Tout d’abord, ce projet a vu le jour dans un double objectif : permettre un échange culturel entre les élèves des deux établissements, et venir en aide à l’école de Namponkoré dont les besoins sont évidents.

 Le volet « échange » a démarré dès la rentrée 2008 avec le début d’une correspondance de l’ensemble des élèves burkinabé à destination des membres du Club Droits de l’Homme. Cet échange se poursuit et a évolué depuis notre deuxième voyage : nous avons créé un système de correspondants permettant à des élèves de notre collège de développer un contact privilégié avec un ou une camarade de l’école de Namponkoré. Bien entendu, un tel échange pourra se poursuivre bien au-delà de leur scolarité à Françoise Dolto. Des lettres individuelles ont été échangées, avec beaucoup d’enthousiasme de part et d’autre, et nous avons bon espoir que cette correspondance continue à se développer.

 Quant à l’aspect solidaire, nous avons dû pour l’instant le restreindre à une aide financière permettant la construction de salles de classes supplémentaires et l’amélioration des bâtiments existants. Le devis global pour l’extension de l’école s’élève à près de 22 000 euros, tandis que la réfection des classes actuelles suppose un investissement d’environ 3 500 euros.

Deux entrepreneurs locaux ont été sollicités et nous avons retenu un devis qui respectait l'esprit de l'école existante et permettait d'envisager la construction progressive de trois classes supplémentaires.

La première tranche (une salle de classe neuve et les fondations des deux classes restantes) a pu être réalisée grâce à la mobilisation de tout le village et à la supervision d'un technicien en génie civil.

Ainsi, dès l'année de création de l'association, notre premier pari est gagné : l'école de Namponkoré s'est enrichie d'une salle de classe supplémentaire, grâce à la mobilisation des adhérents et sympathisants de SAALA !!

Mais il reste tant de choses à faire que beaucoup d’autres projets seront soumis à l’équipe enseignante et au comité de gestion d’ici notre prochaine rencontre . Ainsi, la construction d’un local adapté pour la cantine impliquant des mères d’élèves permettrait à celles-ci de pouvoir préparer un repas dans des conditions acceptables. A l’heure actuelle, l’Association des Mères Educatrices étudie la possibilité de créer un champ communal où seraient récoltées les céréales nécessaires à l’élaboration du repas afin d’atteindre l’auto-suffisance. Les aliments proviennent en effet de l’aide humanitaire internationale mais celle-ci est rarement adaptée (en quantité comme en qualité) aux conditions réelles.

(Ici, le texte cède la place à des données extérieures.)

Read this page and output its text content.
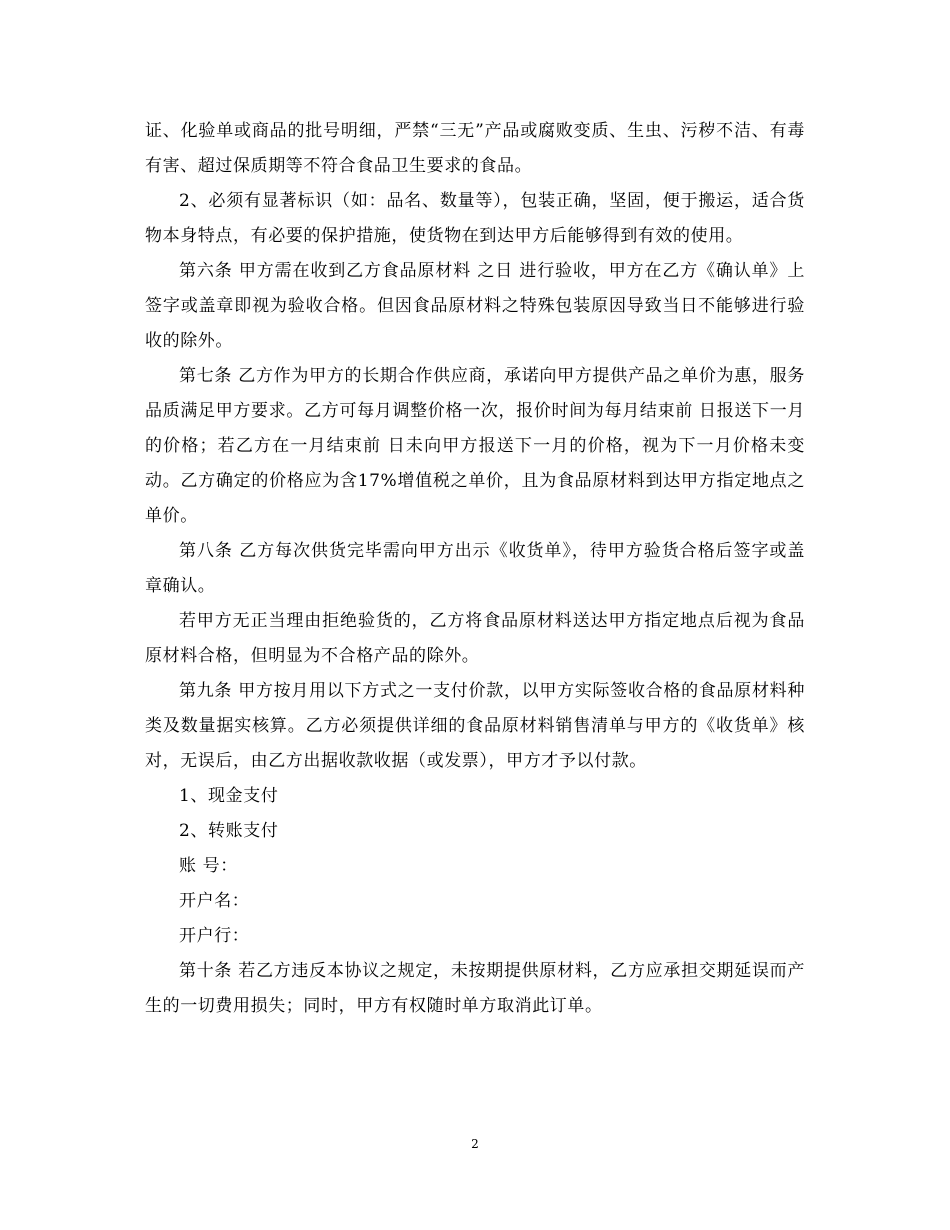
证、化验单或商品的批号明细，严禁“三无”产品或腐败变质、生虫、污秽不洁、有毒有害、超过保质期等不符合食品卫生要求的食品。

2、必须有显著标识（如：品名、数量等），包装正确，坚固，便于搬运，适合货物本身特点，有必要的保护措施，使货物在到达甲方后能够得到有效的使用。

第六条 甲方需在收到乙方食品原材料 之日 进行验收，甲方在乙方《确认单》上签字或盖章即视为验收合格。但因食品原材料之特殊包装原因导致当日不能够进行验收的除外。

第七条 乙方作为甲方的长期合作供应商，承诺向甲方提供产品之单价为惠，服务品质满足甲方要求。乙方可每月调整价格一次，报价时间为每月结束前 日报送下一月的价格；若乙方在一月结束前 日未向甲方报送下一月的价格，视为下一月价格未变动。乙方确定的价格应为含17%增值税之单价，且为食品原材料到达甲方指定地点之单价。

第八条 乙方每次供货完毕需向甲方出示《收货单》，待甲方验货合格后签字或盖章确认。

若甲方无正当理由拒绝验货的，乙方将食品原材料送达甲方指定地点后视为食品原材料合格，但明显为不合格产品的除外。

第九条 甲方按月用以下方式之一支付价款，以甲方实际签收合格的食品原材料种类及数量据实核算。乙方必须提供详细的食品原材料销售清单与甲方的《收货单》核对，无误后，由乙方出据收款收据（或发票），甲方才予以付款。

1、现金支付

2、转账支付

账 号：

开户名：

开户行：

第十条 若乙方违反本协议之规定，未按期提供原材料，乙方应承担交期延误而产生的一切费用损失；同时，甲方有权随时单方取消此订单。

2
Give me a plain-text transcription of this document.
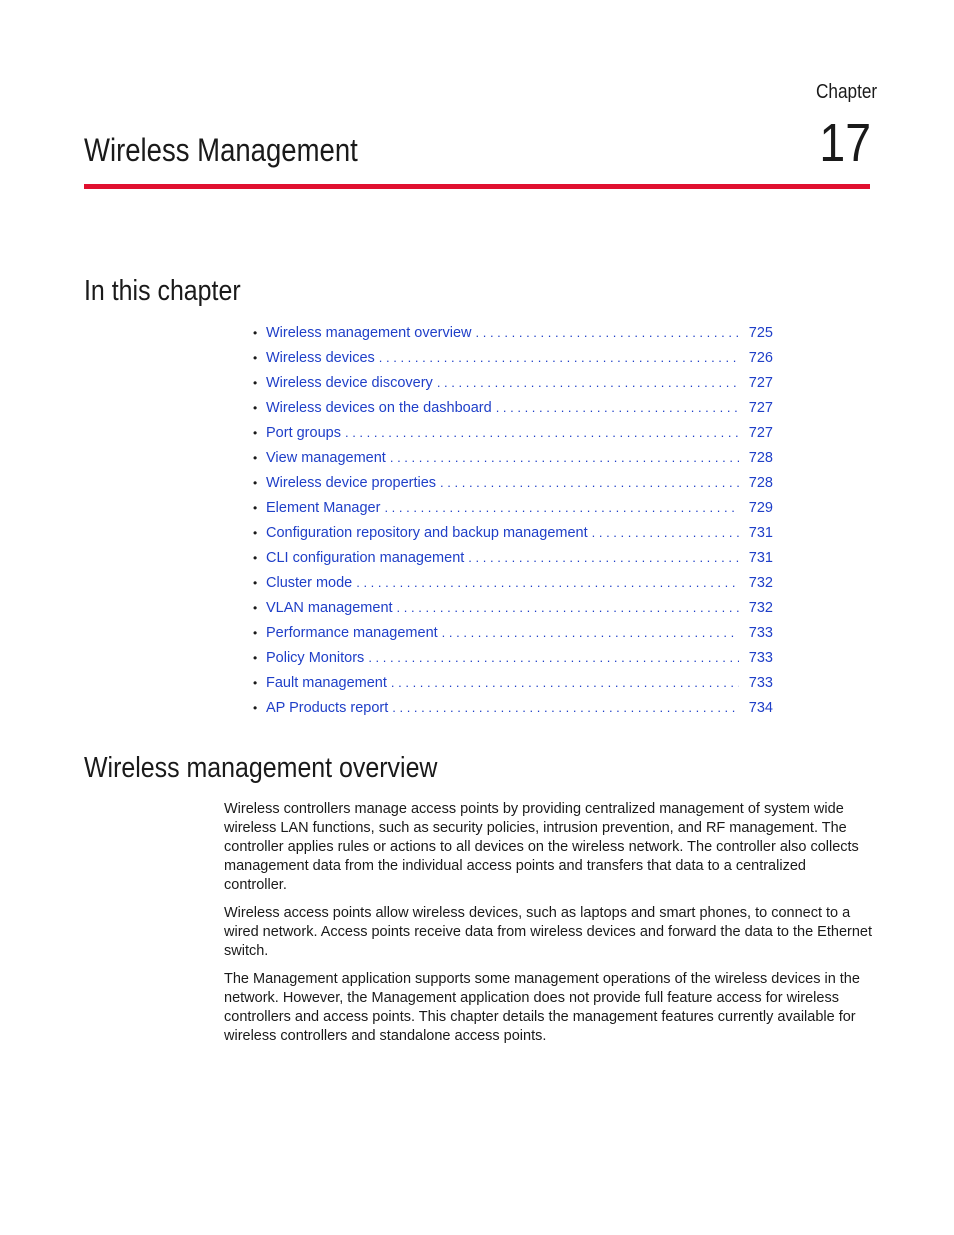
Chapter
17
Wireless Management
In this chapter
• Wireless management overview . . .	725
• Wireless devices . . .	726
• Wireless device discovery . . .	727
• Wireless devices on the dashboard . . .	727
• Port groups . . .	727
• View management . . .	728
• Wireless device properties . . .	728
• Element Manager . . .	729
• Configuration repository and backup management . . .	731
• CLI configuration management . . .	731
• Cluster mode . . .	732
• VLAN management . . .	732
• Performance management . . .	733
• Policy Monitors . . .	733
• Fault management . . .	733
• AP Products report . . .	734
Wireless management overview

Wireless controllers manage access points by providing centralized management of system wide wireless LAN functions, such as security policies, intrusion prevention, and RF management. The controller applies rules or actions to all devices on the wireless network. The controller also collects management data from the individual access points and transfers that data to a centralized controller.

Wireless access points allow wireless devices, such as laptops and smart phones, to connect to a wired network. Access points receive data from wireless devices and forward the data to the Ethernet switch.

The Management application supports some management operations of the wireless devices in the network. However, the Management application does not provide full feature access for wireless controllers and access points. This chapter details the management features currently available for wireless controllers and standalone access points.
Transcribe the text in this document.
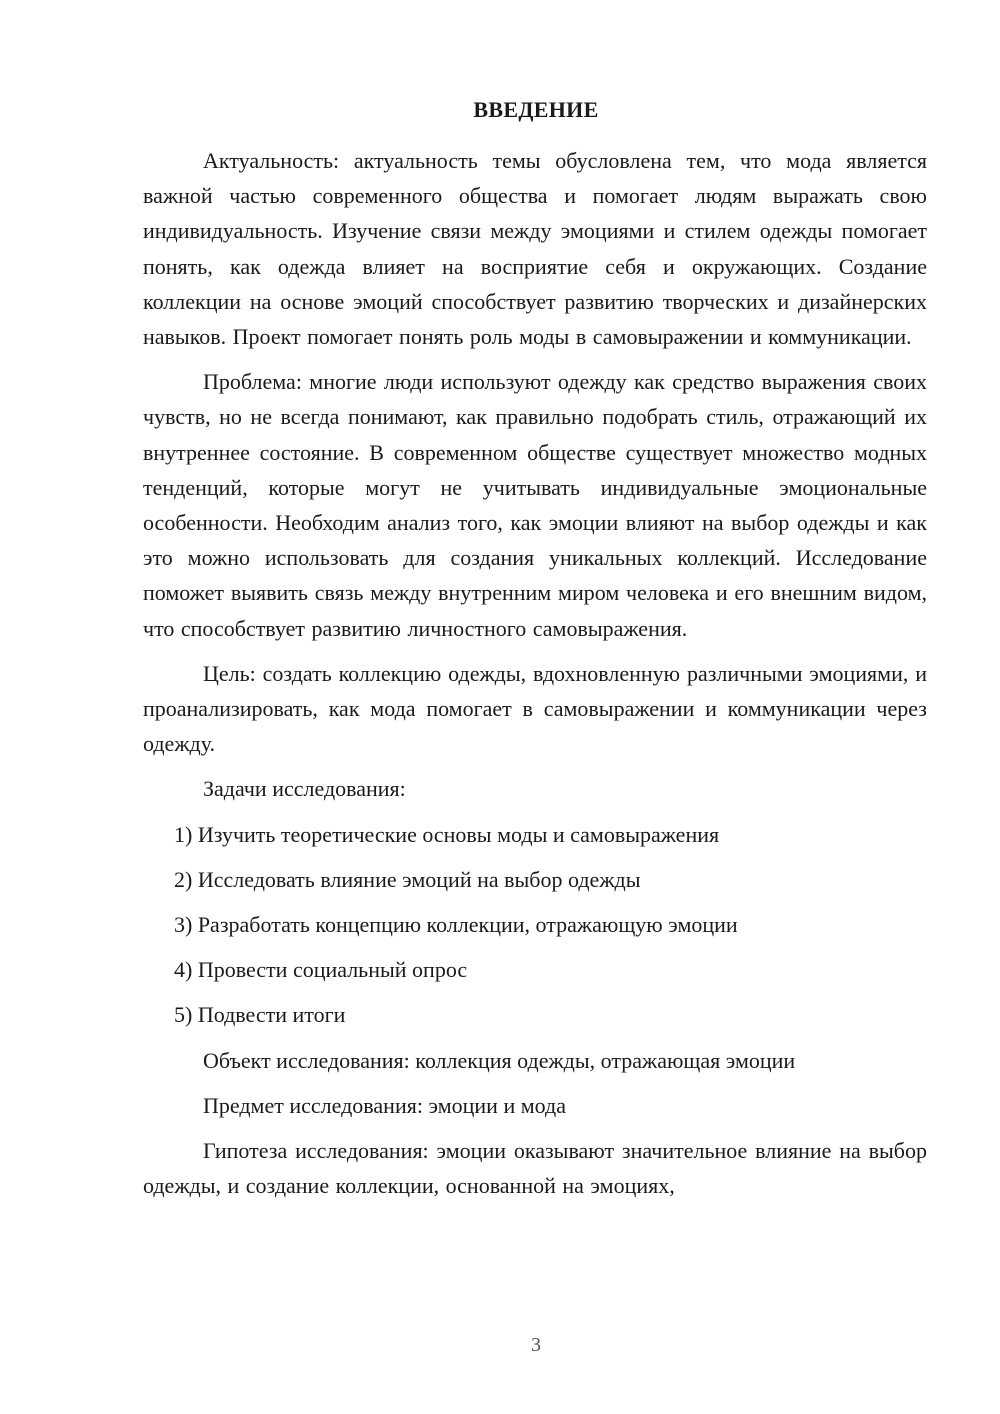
ВВЕДЕНИЕ

Актуальность: актуальность темы обусловлена тем, что мода является важной частью современного общества и помогает людям выражать свою индивидуальность. Изучение связи между эмоциями и стилем одежды помогает понять, как одежда влияет на восприятие себя и окружающих. Создание коллекции на основе эмоций способствует развитию творческих и дизайнерских навыков. Проект помогает понять роль моды в самовыражении и коммуникации.

Проблема: многие люди используют одежду как средство выражения своих чувств, но не всегда понимают, как правильно подобрать стиль, отражающий их внутреннее состояние. В современном обществе существует множество модных тенденций, которые могут не учитывать индивидуальные эмоциональные особенности. Необходим анализ того, как эмоции влияют на выбор одежды и как это можно использовать для создания уникальных коллекций. Исследование поможет выявить связь между внутренним миром человека и его внешним видом, что способствует развитию личностного самовыражения.

Цель: создать коллекцию одежды, вдохновленную различными эмоциями, и проанализировать, как мода помогает в самовыражении и коммуникации через одежду.

Задачи исследования:

1) Изучить теоретические основы моды и самовыражения

2) Исследовать влияние эмоций на выбор одежды

3) Разработать концепцию коллекции, отражающую эмоции

4) Провести социальный опрос

5) Подвести итоги

Объект исследования: коллекция одежды, отражающая эмоции

Предмет исследования: эмоции и мода

Гипотеза исследования: эмоции оказывают значительное влияние на выбор одежды, и создание коллекции, основанной на эмоциях,

3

La cantine est une priorité lorsque l’on sait qu’en moyenne, les enfants parcourent 6 kilomètres à pied chaque jour pour se rendre à l’école et en revenir.

Un projet également judicieux serait l’équipement de la salle du Cours Moyen en panneaux solaires, permettant ainsi aux aînés de rester en étude le soir . Cet équipement permettrait aux élèves de travailler après la nuit tombée et de mettre ainsi toutes les chances de leur côté pour pouvoir poursuivre leurs études car actuellement, moins de 30 % des élèves du primaire réussissent à entrer en 6ème.

L’aménagement d’un terrain de jeux ne devrait pas, quant à lui, nécessiter un investissement très important mais serait d’une grande utilité dans cette école dépourvue d’activités ludiques.

 Enfin, si nous réussissons à trouver des partenaires prêts à nous aider, nous pourrons envisager l’envoi de matériel scolaire. Ceci est malheureusement impossible pour le moment, compte tenu du coût très élevé du fret. Cela est d’autant plus regrettable que plusieurs personnes ou entreprises se sont déjà engagées à nous donner du matériel ou des fournitures scolaires. En attendant, des contacts ont été pris avec des artisans locaux pour envisager la construction sur place de tables-bancs, ce qui permettrait d'éviter le coût important du transport depuis la capitale par exemple.